実力差が大きいと試合そのものが危険
一方で、有力私学と言われる学校は、専用のグラウンドや室内練習場、筋トレ施設などを持ち、多くは夜間練習施設も完備している。さらに甲子園で実績を挙げた指導者、トレーナーなどが選手をきめ細かく指導している。
球数制限の導入もあって、複数の投手を整備する高校がほとんどだが、こうした有力私学では時速150キロの球速を出す投手が複数いることも珍しくない。
今の地方大会は、こうした有力私学と、試合に出るのが精いっぱいの連合チーム、弱小校が公式戦で対戦している。大会にはシード制があるからトップ校と連合チームがいきなり対戦する可能性は少ないが、それでも春季大会の成績などでシードを外れた有力校が、弱小チームと対戦することはしばしばある。
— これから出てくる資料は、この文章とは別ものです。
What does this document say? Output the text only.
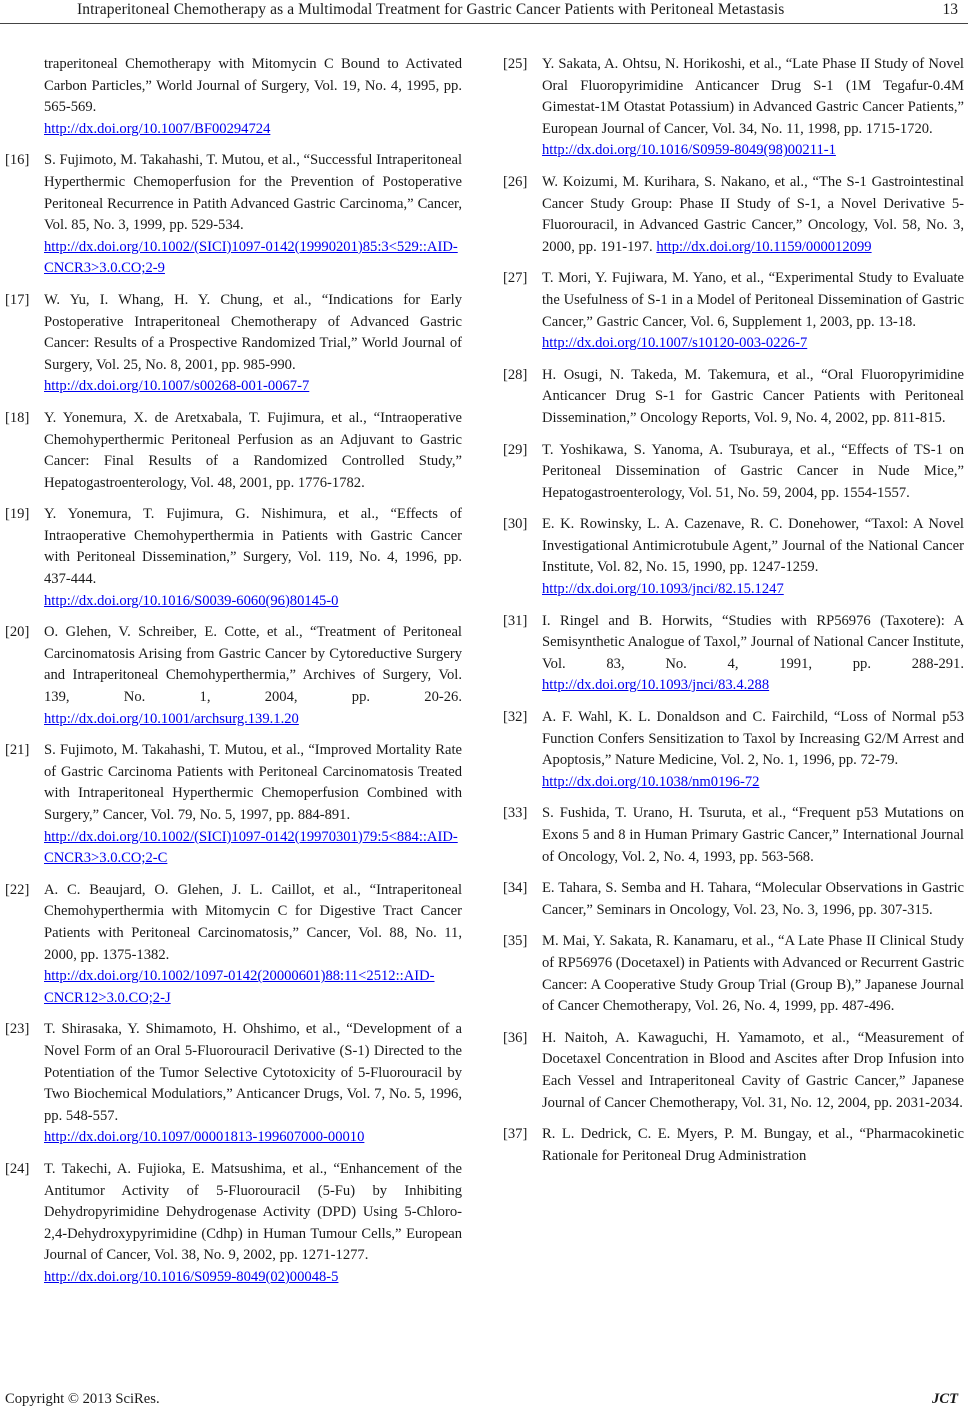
Intraperitoneal Chemotherapy as a Multimodal Treatment for Gastric Cancer Patients with Peritoneal Metastasis	13
traperitoneal Chemotherapy with Mitomycin C Bound to Activated Carbon Particles,” World Journal of Surgery, Vol. 19, No. 4, 1995, pp. 565-569.
http://dx.doi.org/10.1007/BF00294724
[16] S. Fujimoto, M. Takahashi, T. Mutou, et al., “Successful Intraperitoneal Hyperthermic Chemoperfusion for the Prevention of Postoperative Peritoneal Recurrence in Patith Advanced Gastric Carcinoma,” Cancer, Vol. 85, No. 3, 1999, pp. 529-534.
http://dx.doi.org/10.1002/(SICI)1097-0142(19990201)85:3<529::AID-CNCR3>3.0.CO;2-9
[17] W. Yu, I. Whang, H. Y. Chung, et al., “Indications for Early Postoperative Intraperitoneal Chemotherapy of Advanced Gastric Cancer: Results of a Prospective Randomized Trial,” World Journal of Surgery, Vol. 25, No. 8, 2001, pp. 985-990.
http://dx.doi.org/10.1007/s00268-001-0067-7
[18] Y. Yonemura, X. de Aretxabala, T. Fujimura, et al., “Intraoperative Chemohyperthermic Peritoneal Perfusion as an Adjuvant to Gastric Cancer: Final Results of a Randomized Controlled Study,” Hepatogastroenterology, Vol. 48, 2001, pp. 1776-1782.
[19] Y. Yonemura, T. Fujimura, G. Nishimura, et al., “Effects of Intraoperative Chemohyperthermia in Patients with Gastric Cancer with Peritoneal Dissemination,” Surgery, Vol. 119, No. 4, 1996, pp. 437-444.
http://dx.doi.org/10.1016/S0039-6060(96)80145-0
[20] O. Glehen, V. Schreiber, E. Cotte, et al., “Treatment of Peritoneal Carcinomatosis Arising from Gastric Cancer by Cytoreductive Surgery and Intraperitoneal Chemohyperthermia,” Archives of Surgery, Vol. 139, No. 1, 2004, pp. 20-26. http://dx.doi.org/10.1001/archsurg.139.1.20
[21] S. Fujimoto, M. Takahashi, T. Mutou, et al., “Improved Mortality Rate of Gastric Carcinoma Patients with Peritoneal Carcinomatosis Treated with Intraperitoneal Hyperthermic Chemoperfusion Combined with Surgery,” Cancer, Vol. 79, No. 5, 1997, pp. 884-891.
http://dx.doi.org/10.1002/(SICI)1097-0142(19970301)79:5<884::AID-CNCR3>3.0.CO;2-C
[22] A. C. Beaujard, O. Glehen, J. L. Caillot, et al., “Intraperitoneal Chemohyperthermia with Mitomycin C for Digestive Tract Cancer Patients with Peritoneal Carcinomatosis,” Cancer, Vol. 88, No. 11, 2000, pp. 1375-1382.
http://dx.doi.org/10.1002/1097-0142(20000601)88:11<2512::AID-CNCR12>3.0.CO;2-J
[23] T. Shirasaka, Y. Shimamoto, H. Ohshimo, et al., “Development of a Novel Form of an Oral 5-Fluorouracil Derivative (S-1) Directed to the Potentiation of the Tumor Selective Cytotoxicity of 5-Fluorouracil by Two Biochemical Modulatiors,” Anticancer Drugs, Vol. 7, No. 5, 1996, pp. 548-557.
http://dx.doi.org/10.1097/00001813-199607000-00010
[24] T. Takechi, A. Fujioka, E. Matsushima, et al., “Enhancement of the Antitumor Activity of 5-Fluorouracil (5-Fu) by Inhibiting Dehydropyrimidine Dehydrogenase Activity (DPD) Using 5-Chloro-2,4-Dehydroxypyrimidine (Cdhp) in Human Tumour Cells,” European Journal of Cancer, Vol. 38, No. 9, 2002, pp. 1271-1277.
http://dx.doi.org/10.1016/S0959-8049(02)00048-5
[25] Y. Sakata, A. Ohtsu, N. Horikoshi, et al., “Late Phase II Study of Novel Oral Fluoropyrimidine Anticancer Drug S-1 (1M Tegafur-0.4M Gimestat-1M Otastat Potassium) in Advanced Gastric Cancer Patients,” European Journal of Cancer, Vol. 34, No. 11, 1998, pp. 1715-1720.
http://dx.doi.org/10.1016/S0959-8049(98)00211-1
[26] W. Koizumi, M. Kurihara, S. Nakano, et al., “The S-1 Gastrointestinal Cancer Study Group: Phase II Study of S-1, a Novel Derivative 5-Fluorouracil, in Advanced Gastric Cancer,” Oncology, Vol. 58, No. 3, 2000, pp. 191-197. http://dx.doi.org/10.1159/000012099
[27] T. Mori, Y. Fujiwara, M. Yano, et al., “Experimental Study to Evaluate the Usefulness of S-1 in a Model of Peritoneal Dissemination of Gastric Cancer,” Gastric Cancer, Vol. 6, Supplement 1, 2003, pp. 13-18.
http://dx.doi.org/10.1007/s10120-003-0226-7
[28] H. Osugi, N. Takeda, M. Takemura, et al., “Oral Fluoropyrimidine Anticancer Drug S-1 for Gastric Cancer Patients with Peritoneal Dissemination,” Oncology Reports, Vol. 9, No. 4, 2002, pp. 811-815.
[29] T. Yoshikawa, S. Yanoma, A. Tsuburaya, et al., “Effects of TS-1 on Peritoneal Dissemination of Gastric Cancer in Nude Mice,” Hepatogastroenterology, Vol. 51, No. 59, 2004, pp. 1554-1557.
[30] E. K. Rowinsky, L. A. Cazenave, R. C. Donehower, “Taxol: A Novel Investigational Antimicrotubule Agent,” Journal of the National Cancer Institute, Vol. 82, No. 15, 1990, pp. 1247-1259.
http://dx.doi.org/10.1093/jnci/82.15.1247
[31] I. Ringel and B. Horwits, “Studies with RP56976 (Taxotere): A Semisynthetic Analogue of Taxol,” Journal of National Cancer Institute, Vol. 83, No. 4, 1991, pp. 288-291. http://dx.doi.org/10.1093/jnci/83.4.288
[32] A. F. Wahl, K. L. Donaldson and C. Fairchild, “Loss of Normal p53 Function Confers Sensitization to Taxol by Increasing G2/M Arrest and Apoptosis,” Nature Medicine, Vol. 2, No. 1, 1996, pp. 72-79.
http://dx.doi.org/10.1038/nm0196-72
[33] S. Fushida, T. Urano, H. Tsuruta, et al., “Frequent p53 Mutations on Exons 5 and 8 in Human Primary Gastric Cancer,” International Journal of Oncology, Vol. 2, No. 4, 1993, pp. 563-568.
[34] E. Tahara, S. Semba and H. Tahara, “Molecular Observations in Gastric Cancer,” Seminars in Oncology, Vol. 23, No. 3, 1996, pp. 307-315.
[35] M. Mai, Y. Sakata, R. Kanamaru, et al., “A Late Phase II Clinical Study of RP56976 (Docetaxel) in Patients with Advanced or Recurrent Gastric Cancer: A Cooperative Study Group Trial (Group B),” Japanese Journal of Cancer Chemotherapy, Vol. 26, No. 4, 1999, pp. 487-496.
[36] H. Naitoh, A. Kawaguchi, H. Yamamoto, et al., “Measurement of Docetaxel Concentration in Blood and Ascites after Drop Infusion into Each Vessel and Intraperitoneal Cavity of Gastric Cancer,” Japanese Journal of Cancer Chemotherapy, Vol. 31, No. 12, 2004, pp. 2031-2034.
[37] R. L. Dedrick, C. E. Myers, P. M. Bungay, et al., “Pharmacokinetic Rationale for Peritoneal Drug Administration
Copyright © 2013 SciRes.	JCT
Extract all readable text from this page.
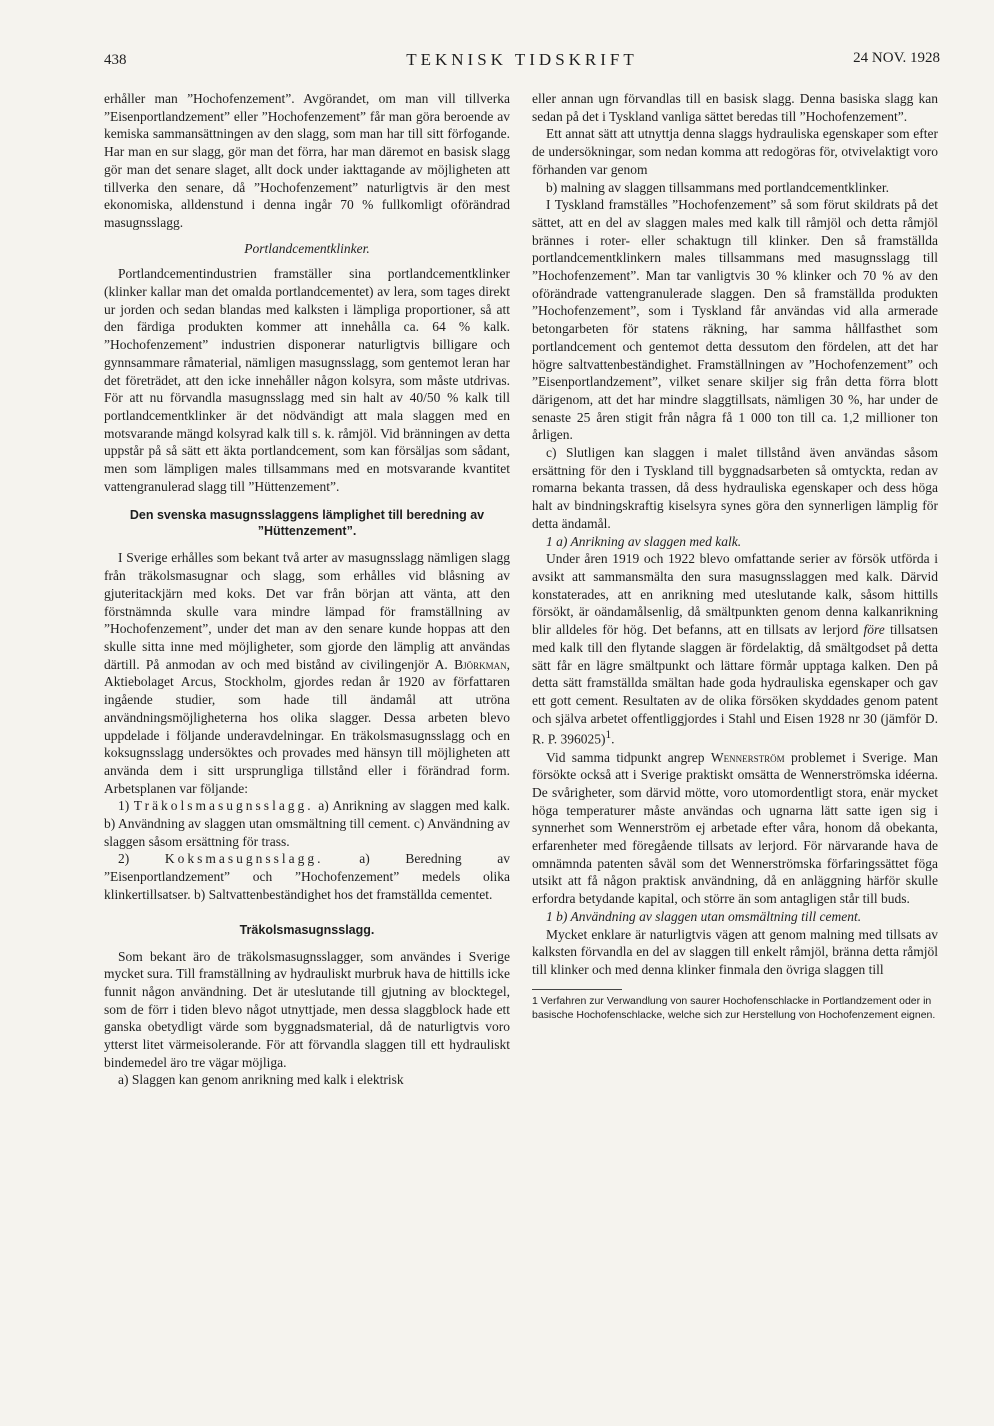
438	TEKNISK TIDSKRIFT	24 NOV. 1928

erhåller man ”Hochofenzement”. Avgörandet, om man vill tillverka ”Eisenportlandzement” eller ”Hochofenzement” får man göra beroende av kemiska sammansättningen av den slagg, som man har till sitt förfogande. Har man en sur slagg, gör man det förra, har man däremot en basisk slagg gör man det senare slaget, allt dock under iakttagande av möjligheten att tillverka den senare, då ”Hochofenzement” naturligtvis är den mest ekonomiska, alldenstund i denna ingår 70 % fullkomligt oförändrad masugnsslagg.

Portlandcementklinker.

Portlandcementindustrien framställer sina portlandcementklinker (klinker kallar man det omalda portlandcementet) av lera, som tages direkt ur jorden och sedan blandas med kalksten i lämpliga proportioner, så att den färdiga produkten kommer att innehålla ca. 64 % kalk. ”Hochofenzement” industrien disponerar naturligtvis billigare och gynnsammare råmaterial, nämligen masugnsslagg, som gentemot leran har det företrädet, att den icke innehåller någon kolsyra, som måste utdrivas. För att nu förvandla masugnsslagg med sin halt av 40/50 % kalk till portlandcementklinker är det nödvändigt att mala slaggen med en motsvarande mängd kolsyrad kalk till s. k. råmjöl. Vid bränningen av detta uppstår på så sätt ett äkta portlandcement, som kan försäljas som sådant, men som lämpligen males tillsammans med en motsvarande kvantitet vattengranulerad slagg till ”Hüttenzement”.

Den svenska masugnsslaggens lämplighet till beredning av ”Hüttenzement”.

I Sverige erhålles som bekant två arter av masugnsslagg nämligen slagg från träkolsmasugnar och slagg, som erhålles vid blåsning av gjuteritackjärn med koks. Det var från början att vänta, att den förstnämnda skulle vara mindre lämpad för framställning av ”Hochofenzement”, under det man av den senare kunde hoppas att den skulle sitta inne med möjligheter, som gjorde den lämplig att användas därtill. På anmodan av och med bistånd av civilingenjör A. Björkman, Aktiebolaget Arcus, Stockholm, gjordes redan år 1920 av författaren ingående studier, som hade till ändamål att utröna användningsmöjligheterna hos olika slagger. Dessa arbeten blevo uppdelade i följande underavdelningar. En träkolsmasugnsslagg och en koksugnsslagg undersöktes och provades med hänsyn till möjligheten att använda dem i sitt ursprungliga tillstånd eller i förändrad form. Arbetsplanen var följande:

1) Träkolsmasugnsslagg. a) Anrikning av slaggen med kalk. b) Användning av slaggen utan omsmältning till cement. c) Användning av slaggen såsom ersättning för trass.

2) Koksmasugnsslagg. a) Beredning av ”Eisenportlandzement” och ”Hochofenzement” medels olika klinkertillsatser. b) Saltvattenbeständighet hos det framställda cementet.

Träkolsmasugnsslagg.

Som bekant äro de träkolsmasugnsslagger, som användes i Sverige mycket sura. Till framställning av hydrauliskt murbruk hava de hittills icke funnit någon användning. Det är uteslutande till gjutning av blocktegel, som de förr i tiden blevo något utnyttjade, men dessa slaggblock hade ett ganska obetydligt värde som byggnadsmaterial, då de naturligtvis voro ytterst litet värmeisolerande. För att förvandla slaggen till ett hydrauliskt bindemedel äro tre vägar möjliga.

a) Slaggen kan genom anrikning med kalk i elektrisk

eller annan ugn förvandlas till en basisk slagg. Denna basiska slagg kan sedan på det i Tyskland vanliga sättet beredas till ”Hochofenzement”.

Ett annat sätt att utnyttja denna slaggs hydrauliska egenskaper som efter de undersökningar, som nedan komma att redogöras för, otvivelaktigt voro förhanden var genom

b) malning av slaggen tillsammans med portlandcementklinker.

I Tyskland framställes ”Hochofenzement” så som förut skildrats på det sättet, att en del av slaggen males med kalk till råmjöl och detta råmjöl brännes i roter- eller schaktugn till klinker. Den så framställda portlandcementklinkern males tillsammans med masugnsslagg till ”Hochofenzement”. Man tar vanligtvis 30 % klinker och 70 % av den oförändrade vattengranulerade slaggen. Den så framställda produkten ”Hochofenzement”, som i Tyskland får användas vid alla armerade betongarbeten för statens räkning, har samma hållfasthet som portlandcement och gentemot detta dessutom den fördelen, att det har högre saltvattenbeständighet. Framställningen av ”Hochofenzement” och ”Eisenportlandzement”, vilket senare skiljer sig från detta förra blott därigenom, att det har mindre slaggtillsats, nämligen 30 %, har under de senaste 25 åren stigit från några få 1 000 ton till ca. 1,2 millioner ton årligen.

c) Slutligen kan slaggen i malet tillstånd även användas såsom ersättning för den i Tyskland till byggnadsarbeten så omtyckta, redan av romarna bekanta trassen, då dess hydrauliska egenskaper och dess höga halt av bindningskraftig kiselsyra synes göra den synnerligen lämplig för detta ändamål.

1 a) Anrikning av slaggen med kalk.

Under åren 1919 och 1922 blevo omfattande serier av försök utförda i avsikt att sammansmälta den sura masugnsslaggen med kalk. Därvid konstaterades, att en anrikning med uteslutande kalk, såsom hittills försökt, är oändamålsenlig, då smältpunkten genom denna kalkanrikning blir alldeles för hög. Det befanns, att en tillsats av lerjord före tillsatsen med kalk till den flytande slaggen är fördelaktig, då smältgodset på detta sätt får en lägre smältpunkt och lättare förmår upptaga kalken. Den på detta sätt framställda smältan hade goda hydrauliska egenskaper och gav ett gott cement. Resultaten av de olika försöken skyddades genom patent och själva arbetet offentliggjordes i Stahl und Eisen 1928 nr 30 (jämför D. R. P. 396025)$^1$.

Vid samma tidpunkt angrep Wennerström problemet i Sverige. Man försökte också att i Sverige praktiskt omsätta de Wennerströmska idéerna. De svårigheter, som därvid mötte, voro utomordentligt stora, enär mycket höga temperaturer måste användas och ugnarna lätt satte igen sig i synnerhet som Wennerström ej arbetade efter våra, honom då obekanta, erfarenheter med föregående tillsats av lerjord. För närvarande hava de omnämnda patenten såväl som det Wennerströmska förfaringssättet föga utsikt att få någon praktisk användning, då en anläggning härför skulle erfordra betydande kapital, och större än som antagligen står till buds.

1 b) Användning av slaggen utan omsmältning till cement.

Mycket enklare är naturligtvis vägen att genom malning med tillsats av kalksten förvandla en del av slaggen till enkelt råmjöl, bränna detta råmjöl till klinker och med denna klinker finmala den övriga slaggen till

1 Verfahren zur Verwandlung von saurer Hochofenschlacke in Portlandzement oder in basische Hochofenschlacke, welche sich zur Herstellung von Hochofenzement eignen.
ある高校野球の審判は「実力差があまりにも大きい学校の試合は危険だ。有力校の選手の打球を避けることができない選手もいる。いつ体にボールが当たって大けがをする選手が出てもおかしくない」と懸念を口にする。
さらに言えば、昨今の酷暑についても格差がある。有力私学の選手たちは、連日炎天下で練習し、それが結果的に暑熱対策になっている(それでも試合出場による熱中症のリスクは高いが)。週に1回程度しか練習をしていない連合チームなどの弱小校が、いきなり酷暑のグラウンドで試合をするリスクの方は有力私学よりはるかに大きい。
地方大会の形骸化
甲子園のベンチにはエアコンが設置され、炎天下でもベンチ内は27度に保たれている。また効果について賛否はあるにせよクーリングタイムを設け、足がつった選手は理学療法士がマッサージなどの応急手当てをしている。
しかし地方大会の会場で、ベンチにエアコンが設置されている球場はほとんどない。地方でも医師や理学療法士は待機しているが、暑熱対策ができていない選手のリスクは非常に高いと言えよう。
こうした格差の拡大、さらには参加校数の減少によって、「形骸化」する地方大会も出始めた。
今夏の地方大会で参加校数が最少だったのは23の鳥取県と高知県だ。甲子園に出場した県立鳥取商と高知中央は、わずか4試合で甲子園出場を決めた。また、28校が参加した福井県でもシード校の北陸が4連勝で甲子園出場を決めた。全国最多の167校が出場した神奈川県大会では、慶應は7連勝しなければ甲子園に出られなかった。地域によって甲子園出場の難易度に差が出てきたのだ。
高知県では明徳義塾が過去10年(2013年~23年、2020年は中止)で8回夏の甲子園に出場、福島県では聖光学院が過去10年で9回出場している。両校ともに県内外から優秀な選手を集める有力私学だが、これらの高校は難易度の格差を利して、甲子園出場を寡占化していると言えよう。
部員の減少、環境の格差によって野球離れが進んでいるのは間違いない。この深刻な問題については、高校野球界だけでなく、日本野球全体が危機意識をもって対策すべきだと思う。